In questo contesto, ha sottolineato che si pone la questione della fiducia che attualmente “è quasi a zero”. “Come raggiungere un accordo? Cosa negoziare? È possibile negoziare con qualcuno? E dove sono le garanzie?”, sono le domande che ha posto il capo dello Stato russo. Tuttavia, ha sottolineato che alla fine ” sarà necessario raggiungere accordi” e ha assicurato che Mosca è “aperta” a tali scenari.
Cosa ha detto la Merkel?
In un’intervista pubblicata mercoledì scorso al quotidiano Die Zeit , l’ex capo del governo tedesco ha assicurato che gli accordi in questione non solo hanno dato tempo a Kiev, ma le hanno anche permesso di ” rafforzarsi, come si vede oggi”.
“L’Ucraina del 2014/15 non è l’Ucraina di oggi.

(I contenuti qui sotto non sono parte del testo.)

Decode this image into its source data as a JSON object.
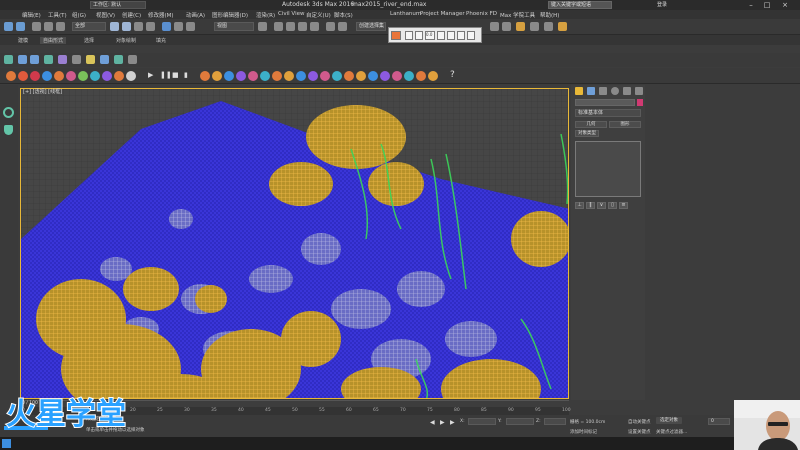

Come si è visto nella battaglia per Debaltsevo [un importante nodo ferroviario nella Repubblica popolare di Donetsk] all’inizio del 2015, Putin avrebbe potuto facilmente invadere allora. E dubito fortemente che gli stati della NATO avrebbero potuto fare tanto quanto stanno facendo ora per aiutare l’Ucraina”, ha detto.
“Era chiaro a tutti noi” che il conflitto era congelato e la questione rimaneva irrisolta, ha proseguito l’ex presidente, aggiungendo che “è stato proprio questo a dare tempo prezioso all’Ucraina “.
Vale la pena ricordare che non è la prima volta che la Merkel si esprime in questo senso. Alla fine di novembre, ha affermato in un’intervista per la rivista Der Spiegel che il congelamento del conflitto raggiunto con gli accordi di Minsk ha permesso all’Ucraina di diventare “più forte e più resiliente “.
- Angela Merkel era alla guida del governo tedesco nel 2014, quando in Ucraina ebbe luogo un colpo di stato che fece precipitare il Paese in un conflitto interno. Gli accordi di Minsk sono stati firmati nel febbraio 2015 con la sua partecipazione.
- Il 22 febbraio di quest’anno il presidente russo Vladimir Putin ha dichiarato che gli accordi in questione non esistono più, dopo il riconoscimento delle repubbliche del Donbass, che a settembre sono entrate a far parte del Paese eurasiatico. Secondo il presidente, gli Accordi di Minsk “sono stati uccisi” dalle autorità ucraine.